When engine outputs reached astronomical levels in 1986 – the BMW engine is widely believed to have topped out at 1044kW – the FIA moved to rein in manufacturers, firstly by limiting boost in 1987, then by banning turbocharging at the end of 1988. It was a short-lived era, just 11 years, but it changed F1 forever. And now, it’s back. In less than a fortnight we will finally witness the second-coming of turbochargers in Formula 1.

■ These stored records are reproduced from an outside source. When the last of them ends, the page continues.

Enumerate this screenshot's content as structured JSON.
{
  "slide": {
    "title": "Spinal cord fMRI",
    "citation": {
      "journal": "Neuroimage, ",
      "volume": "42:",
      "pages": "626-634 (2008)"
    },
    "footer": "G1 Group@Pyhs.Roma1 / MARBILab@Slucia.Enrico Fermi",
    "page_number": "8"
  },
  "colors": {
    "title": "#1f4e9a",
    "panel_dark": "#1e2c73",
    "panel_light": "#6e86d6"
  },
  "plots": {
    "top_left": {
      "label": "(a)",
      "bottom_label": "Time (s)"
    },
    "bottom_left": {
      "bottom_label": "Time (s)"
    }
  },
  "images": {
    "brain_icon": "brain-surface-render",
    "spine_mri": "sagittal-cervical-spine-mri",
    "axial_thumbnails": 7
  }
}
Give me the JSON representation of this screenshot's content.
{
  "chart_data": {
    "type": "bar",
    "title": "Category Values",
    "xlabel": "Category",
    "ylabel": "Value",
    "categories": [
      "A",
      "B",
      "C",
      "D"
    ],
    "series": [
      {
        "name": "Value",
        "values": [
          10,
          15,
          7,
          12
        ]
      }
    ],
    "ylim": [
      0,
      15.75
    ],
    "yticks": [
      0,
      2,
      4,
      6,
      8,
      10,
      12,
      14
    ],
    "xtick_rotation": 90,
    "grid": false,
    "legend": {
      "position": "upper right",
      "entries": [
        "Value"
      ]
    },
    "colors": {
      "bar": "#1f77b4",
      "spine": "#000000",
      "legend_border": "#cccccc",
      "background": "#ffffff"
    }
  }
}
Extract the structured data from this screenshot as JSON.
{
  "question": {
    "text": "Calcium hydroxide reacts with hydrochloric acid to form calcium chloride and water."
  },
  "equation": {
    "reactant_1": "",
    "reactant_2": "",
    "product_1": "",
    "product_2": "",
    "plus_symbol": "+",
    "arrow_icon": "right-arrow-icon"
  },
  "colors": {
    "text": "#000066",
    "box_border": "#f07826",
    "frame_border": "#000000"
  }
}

In the March issue of MOTOR we explain the return to turbocharging, explore the new technology and relive the fear of the turbo glory days, when men were forged from iron and tamed 1044kW animals.
1977 Renault RS01
The obvious Renault for this list is the RE10, the first turbocharged car to win a grand prix. But for sheer persistence, the RS01 gets my nod. Renault’s doggedness in the face of criticism and outright ridicule defines the Frenchies’ pioneering spirit. The car was co-designed by driver Jean-Pierre Jabouille, who put it on pole just 18 months after its debut, and it changed the face of F1 for the next decade. The RS01 is a worthy hero.
1983 Brabham BMW BT52
Widely regarded as the ‘prettiest’ F1 car ever built, the Gordon Murray-designed BT52 was proof positive that form and function need not be mutually exclusive. Powered by BMW’s M12/13 1.5-litre four-cylinder turbo, the BT52 earned its place in history as the first turbo-powered car to win the world championship. Remarkably, BMW’s F1 monster, which produced up to 671kW in qualifying trim, was based on BMW’s standard 1.4-litre M10 unit, first seen in its road-going cars in 1961. Astonishing.
1985 Lotus Renault 97T
It wasn’t the best car but its simple design, resplendent in its classic black-and-gold John Player Special livery, made it irresistible. Add in a young Ayrton Senna – yet to win a race in F1 – and an icon was born. The 97T was one of the quickest cars on the 1985 F1 grid, with eight pole positions, but what it had in outright speed, it lacked in reliability. At season’s end, the 97T had scored three grand prix victories, one to Elio de Angelis and two to Senna, including his remarkable maiden win in Portugal. That race is enough to assure the 97T legend status.
1986 Benetton BMW B186
Benetton’s first attempt as an F1 constructor will long be remembered for the B186, a car still considered out of this world. With BMW’s M12/13 1.5-litre turbo unit bolted to the back (by now developed to the level of lunacy) the B186 easily topped out in the power stakes, forcing the FIA to change the rules. In qualifying trim, the B186 was reportedly producing around 1044kW, making it regularly the fastest car on the grid (Gerhard Berger clocked a V-max of 351.22km at Monza, F1’s fastest track). Reliability problems hampered its underlying speed but Berger did score one victory in Mexico. The win was a first for Berger, a first for Benetton and the last for BMW as an engine supplier in the turbo era.
1988 McLaren Honda MP4/4
The marriage of the Steve Nichols and Gordon Murray-designed MP4/4 to Honda’s RA168-E 1.5-litre V6 turbo unit that had just powered Williams to the 1987 world title represents the apogee of F1’s first turbo era. In the hands of Ayrton Senna and Alain Prost, MP4/4s won 15 of that season’s 16 grands prix, making it the most dominant Formual One car ever. Senna won the first of his three world championships, that feat alone enshrining the MP4/4 in the pantheon of F1 greatness.